Hosting the G-20 was supposed to be a showcase for China’s growing global stature, building on the IMF’s backing of the yuan as a reserve currency last year and the nation starting a new development lender, the $100 billion Asian Infrastructure Investment Bank.
Now, as China prepares to host the premier forum for global economic matters amid the Pudong financial district’s soaring skyscrapers, the nation’s ability to manage its economy threatens to overshadow its accomplishments.
Zhou, the longest-serving G-20 central bank chief after 13 years on the job, expanded on his views on monetary policy communication in the Caixin interview, saying the central bank has different strategies for different market participants.
“For institutions that use foreign exchange, such as importers and exporters, it is important for the central bank to guide and stabilize their expectations,” Zhou said. “For speculators, however, the central bank views them as rivals in a game, and it is unimaginable for the central bank to reveal its operational strategies to them. This is like a player who will never reveal his next moves to the opponent in a game of chess.”

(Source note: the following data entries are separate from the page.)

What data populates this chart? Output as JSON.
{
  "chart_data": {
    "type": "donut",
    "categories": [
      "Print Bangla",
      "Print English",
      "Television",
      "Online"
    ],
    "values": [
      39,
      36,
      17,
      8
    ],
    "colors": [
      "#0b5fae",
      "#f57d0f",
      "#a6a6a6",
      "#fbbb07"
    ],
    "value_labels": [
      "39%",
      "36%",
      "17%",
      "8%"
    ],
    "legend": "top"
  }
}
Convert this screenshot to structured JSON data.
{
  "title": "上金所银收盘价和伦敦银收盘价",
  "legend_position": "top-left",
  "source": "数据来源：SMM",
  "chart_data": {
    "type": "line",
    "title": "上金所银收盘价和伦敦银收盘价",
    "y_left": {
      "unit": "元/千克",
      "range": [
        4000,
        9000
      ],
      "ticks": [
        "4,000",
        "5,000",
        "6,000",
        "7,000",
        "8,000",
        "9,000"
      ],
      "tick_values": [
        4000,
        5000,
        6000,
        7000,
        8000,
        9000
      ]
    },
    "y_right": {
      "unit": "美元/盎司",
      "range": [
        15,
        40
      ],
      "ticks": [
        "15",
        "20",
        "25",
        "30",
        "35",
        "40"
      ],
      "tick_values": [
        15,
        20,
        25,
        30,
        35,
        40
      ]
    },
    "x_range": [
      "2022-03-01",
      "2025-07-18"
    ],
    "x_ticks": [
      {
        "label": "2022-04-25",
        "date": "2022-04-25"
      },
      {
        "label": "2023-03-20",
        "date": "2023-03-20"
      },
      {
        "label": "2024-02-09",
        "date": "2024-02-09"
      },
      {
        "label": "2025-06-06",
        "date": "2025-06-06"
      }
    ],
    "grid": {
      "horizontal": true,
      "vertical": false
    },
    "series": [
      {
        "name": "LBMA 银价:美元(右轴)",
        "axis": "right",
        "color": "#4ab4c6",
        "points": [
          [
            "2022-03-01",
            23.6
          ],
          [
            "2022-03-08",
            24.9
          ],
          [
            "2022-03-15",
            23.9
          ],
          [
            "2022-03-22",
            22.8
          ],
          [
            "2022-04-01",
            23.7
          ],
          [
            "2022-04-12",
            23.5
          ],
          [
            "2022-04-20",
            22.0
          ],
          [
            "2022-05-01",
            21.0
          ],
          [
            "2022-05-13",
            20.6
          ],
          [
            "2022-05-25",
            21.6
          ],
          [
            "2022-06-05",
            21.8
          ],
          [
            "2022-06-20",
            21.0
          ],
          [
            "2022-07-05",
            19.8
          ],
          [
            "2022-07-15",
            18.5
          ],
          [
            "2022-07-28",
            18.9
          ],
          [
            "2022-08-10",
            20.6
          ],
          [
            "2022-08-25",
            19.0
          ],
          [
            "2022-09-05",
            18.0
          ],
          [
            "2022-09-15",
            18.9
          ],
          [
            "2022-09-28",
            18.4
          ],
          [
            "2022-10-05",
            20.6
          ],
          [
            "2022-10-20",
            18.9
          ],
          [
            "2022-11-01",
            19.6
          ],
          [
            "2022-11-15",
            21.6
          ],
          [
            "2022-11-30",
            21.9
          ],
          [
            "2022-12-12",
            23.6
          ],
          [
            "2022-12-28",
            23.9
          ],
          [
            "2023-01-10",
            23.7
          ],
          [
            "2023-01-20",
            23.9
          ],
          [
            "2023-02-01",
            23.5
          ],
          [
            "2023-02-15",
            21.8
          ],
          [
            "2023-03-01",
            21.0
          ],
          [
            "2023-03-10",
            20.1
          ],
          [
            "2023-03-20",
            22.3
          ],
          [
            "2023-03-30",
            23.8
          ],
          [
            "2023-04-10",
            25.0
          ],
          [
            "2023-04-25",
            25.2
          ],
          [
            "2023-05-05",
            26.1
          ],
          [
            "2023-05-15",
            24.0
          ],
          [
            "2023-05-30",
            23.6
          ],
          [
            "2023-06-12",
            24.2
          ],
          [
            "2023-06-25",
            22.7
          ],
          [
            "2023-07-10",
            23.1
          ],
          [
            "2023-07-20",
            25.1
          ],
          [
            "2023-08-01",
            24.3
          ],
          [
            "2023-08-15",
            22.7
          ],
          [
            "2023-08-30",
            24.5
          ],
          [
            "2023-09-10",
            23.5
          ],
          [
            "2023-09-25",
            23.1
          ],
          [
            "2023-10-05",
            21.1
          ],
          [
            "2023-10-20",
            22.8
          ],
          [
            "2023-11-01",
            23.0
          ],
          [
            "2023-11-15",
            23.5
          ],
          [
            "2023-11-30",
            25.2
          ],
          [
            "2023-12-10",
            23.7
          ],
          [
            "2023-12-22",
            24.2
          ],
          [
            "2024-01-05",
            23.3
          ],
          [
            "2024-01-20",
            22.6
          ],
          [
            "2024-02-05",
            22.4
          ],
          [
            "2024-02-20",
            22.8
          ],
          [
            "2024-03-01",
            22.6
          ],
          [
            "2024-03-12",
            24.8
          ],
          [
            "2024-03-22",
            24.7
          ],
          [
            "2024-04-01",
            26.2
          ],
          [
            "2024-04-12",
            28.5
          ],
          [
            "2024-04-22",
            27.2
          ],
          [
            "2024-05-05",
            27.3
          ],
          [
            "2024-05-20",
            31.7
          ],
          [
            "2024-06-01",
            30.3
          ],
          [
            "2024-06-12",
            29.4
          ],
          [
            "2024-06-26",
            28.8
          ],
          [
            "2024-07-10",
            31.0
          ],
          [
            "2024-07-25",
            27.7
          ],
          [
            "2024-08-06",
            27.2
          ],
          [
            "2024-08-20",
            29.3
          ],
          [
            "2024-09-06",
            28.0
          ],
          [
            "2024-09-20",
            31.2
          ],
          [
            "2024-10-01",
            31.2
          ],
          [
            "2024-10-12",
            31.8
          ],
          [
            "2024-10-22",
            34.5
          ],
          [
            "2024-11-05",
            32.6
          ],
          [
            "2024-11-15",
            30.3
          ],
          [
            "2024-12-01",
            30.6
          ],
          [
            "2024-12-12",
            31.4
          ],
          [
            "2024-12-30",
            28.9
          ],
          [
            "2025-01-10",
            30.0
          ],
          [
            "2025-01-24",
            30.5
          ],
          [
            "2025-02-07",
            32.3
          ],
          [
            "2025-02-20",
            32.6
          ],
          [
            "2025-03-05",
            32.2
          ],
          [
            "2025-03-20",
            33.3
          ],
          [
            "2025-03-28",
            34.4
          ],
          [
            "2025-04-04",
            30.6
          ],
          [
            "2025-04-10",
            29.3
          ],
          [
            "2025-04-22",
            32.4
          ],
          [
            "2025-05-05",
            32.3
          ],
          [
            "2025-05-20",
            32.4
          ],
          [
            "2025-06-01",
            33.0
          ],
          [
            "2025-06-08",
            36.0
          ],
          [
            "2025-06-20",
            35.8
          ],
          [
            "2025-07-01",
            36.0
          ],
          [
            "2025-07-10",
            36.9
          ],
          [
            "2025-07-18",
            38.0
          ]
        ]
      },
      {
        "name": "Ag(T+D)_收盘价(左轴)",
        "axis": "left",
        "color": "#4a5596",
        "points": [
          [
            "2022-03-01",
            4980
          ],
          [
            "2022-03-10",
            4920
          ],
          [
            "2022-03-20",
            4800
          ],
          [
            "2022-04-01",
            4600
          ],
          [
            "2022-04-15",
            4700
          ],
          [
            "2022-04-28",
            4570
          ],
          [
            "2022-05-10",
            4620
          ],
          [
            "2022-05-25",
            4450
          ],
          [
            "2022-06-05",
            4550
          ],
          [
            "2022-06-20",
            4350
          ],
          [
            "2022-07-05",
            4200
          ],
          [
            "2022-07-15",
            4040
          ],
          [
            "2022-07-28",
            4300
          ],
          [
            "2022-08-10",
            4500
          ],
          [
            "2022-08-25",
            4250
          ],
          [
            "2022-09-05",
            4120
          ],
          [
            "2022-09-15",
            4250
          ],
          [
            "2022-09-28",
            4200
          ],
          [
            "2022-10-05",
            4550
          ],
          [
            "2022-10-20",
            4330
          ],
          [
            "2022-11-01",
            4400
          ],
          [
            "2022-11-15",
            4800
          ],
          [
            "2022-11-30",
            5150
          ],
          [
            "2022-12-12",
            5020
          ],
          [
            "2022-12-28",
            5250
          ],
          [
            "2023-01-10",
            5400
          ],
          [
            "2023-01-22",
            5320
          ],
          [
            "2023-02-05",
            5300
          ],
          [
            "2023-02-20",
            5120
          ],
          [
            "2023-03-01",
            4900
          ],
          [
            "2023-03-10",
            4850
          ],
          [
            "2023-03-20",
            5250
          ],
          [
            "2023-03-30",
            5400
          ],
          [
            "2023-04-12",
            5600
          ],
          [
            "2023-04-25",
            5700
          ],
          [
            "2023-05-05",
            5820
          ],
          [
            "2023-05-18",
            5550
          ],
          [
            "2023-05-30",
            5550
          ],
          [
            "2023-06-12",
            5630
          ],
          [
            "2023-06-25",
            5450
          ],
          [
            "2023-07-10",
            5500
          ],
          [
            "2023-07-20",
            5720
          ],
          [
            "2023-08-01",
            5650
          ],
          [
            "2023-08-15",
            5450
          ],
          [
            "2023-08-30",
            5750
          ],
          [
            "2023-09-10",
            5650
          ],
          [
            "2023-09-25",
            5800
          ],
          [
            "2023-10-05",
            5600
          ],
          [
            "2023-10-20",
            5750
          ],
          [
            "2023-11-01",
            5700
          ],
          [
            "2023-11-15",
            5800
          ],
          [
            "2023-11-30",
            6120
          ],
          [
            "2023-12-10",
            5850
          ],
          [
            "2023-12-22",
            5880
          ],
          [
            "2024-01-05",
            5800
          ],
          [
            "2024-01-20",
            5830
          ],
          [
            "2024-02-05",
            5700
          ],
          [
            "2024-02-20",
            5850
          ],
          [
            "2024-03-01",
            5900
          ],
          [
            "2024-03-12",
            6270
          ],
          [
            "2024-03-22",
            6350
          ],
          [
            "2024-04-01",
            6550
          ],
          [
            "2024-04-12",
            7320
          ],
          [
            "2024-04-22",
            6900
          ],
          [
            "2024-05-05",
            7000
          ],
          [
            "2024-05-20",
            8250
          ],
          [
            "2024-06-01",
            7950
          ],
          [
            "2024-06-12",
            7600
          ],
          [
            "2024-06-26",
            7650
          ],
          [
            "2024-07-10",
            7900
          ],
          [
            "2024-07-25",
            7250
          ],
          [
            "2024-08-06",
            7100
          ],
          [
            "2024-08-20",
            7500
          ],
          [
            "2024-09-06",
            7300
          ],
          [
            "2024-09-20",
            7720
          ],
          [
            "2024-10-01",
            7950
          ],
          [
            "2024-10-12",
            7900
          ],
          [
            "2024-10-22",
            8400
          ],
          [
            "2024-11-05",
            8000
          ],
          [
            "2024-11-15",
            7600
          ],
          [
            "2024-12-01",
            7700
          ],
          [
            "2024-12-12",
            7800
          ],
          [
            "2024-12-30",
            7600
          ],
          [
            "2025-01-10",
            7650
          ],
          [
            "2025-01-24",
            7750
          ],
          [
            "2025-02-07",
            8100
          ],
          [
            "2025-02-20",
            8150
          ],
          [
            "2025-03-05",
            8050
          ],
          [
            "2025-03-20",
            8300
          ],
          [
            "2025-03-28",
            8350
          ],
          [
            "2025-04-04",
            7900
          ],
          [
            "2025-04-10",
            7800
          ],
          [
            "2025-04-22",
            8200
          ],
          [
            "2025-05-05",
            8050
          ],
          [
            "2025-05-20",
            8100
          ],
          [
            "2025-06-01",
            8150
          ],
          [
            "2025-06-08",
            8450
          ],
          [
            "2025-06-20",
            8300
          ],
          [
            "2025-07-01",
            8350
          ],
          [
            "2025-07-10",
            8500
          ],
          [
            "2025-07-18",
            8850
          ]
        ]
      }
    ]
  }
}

Still, one interview isn’t a communications strategy, and with China exerting more pull on global markets than ever before, investors and policy makers want to hear more.
Lew discussed the need for China to communicate its policies and actions to the market in a call earlier this month with Chinese Vice Premier Wang Yang. And Chinese officials who attended this year’s World Economic Forum in Davos, Switzerland, got an earful about how the government’s actions can often leave the rest of the world guessing.
“There is a communication issue,” Lagarde said on a panel, referring to confusion about China’s shift toward a more market-set exchange rate.
“We all want clarity,” added Goldman Sachs Group Inc. President Gary Cohn.
Fang Xinghai, vice chairman of the China Securities Regulatory Commission, responded to them that China should do better, and it’s learning. He acknowledged that the “system isn’t structured in a way that’s able to communicate seamlessly with the market.”
Unlike central bankers in the world’s other major economies, Zhou can advocate for policies, but he lacks the independence of global peers.
To be sure, central bankers in other major economies haven’t mastered the communications challenge either. Then-Federal Reserve Chairman Ben S. Bernanke roiled global stocks and currencies in 2013 with one line of his testimony to lawmakers about when the central bank might slow its bond buying. Bank of Japan Governor Haruhiko Kuroda said negative interest rates weren’t an option. Now they’re policy.
Kuroda told parliament Thursday that major economies should take coordinated action if needed to stabilize global markets, and that doing so would be on the agenda in Shanghai. “Economic and financial conditions in each nation will be a big topic at the G-20 meeting,” he said. “There will be of course a discussion on volatile moves in global financial markets and reasons behind them.”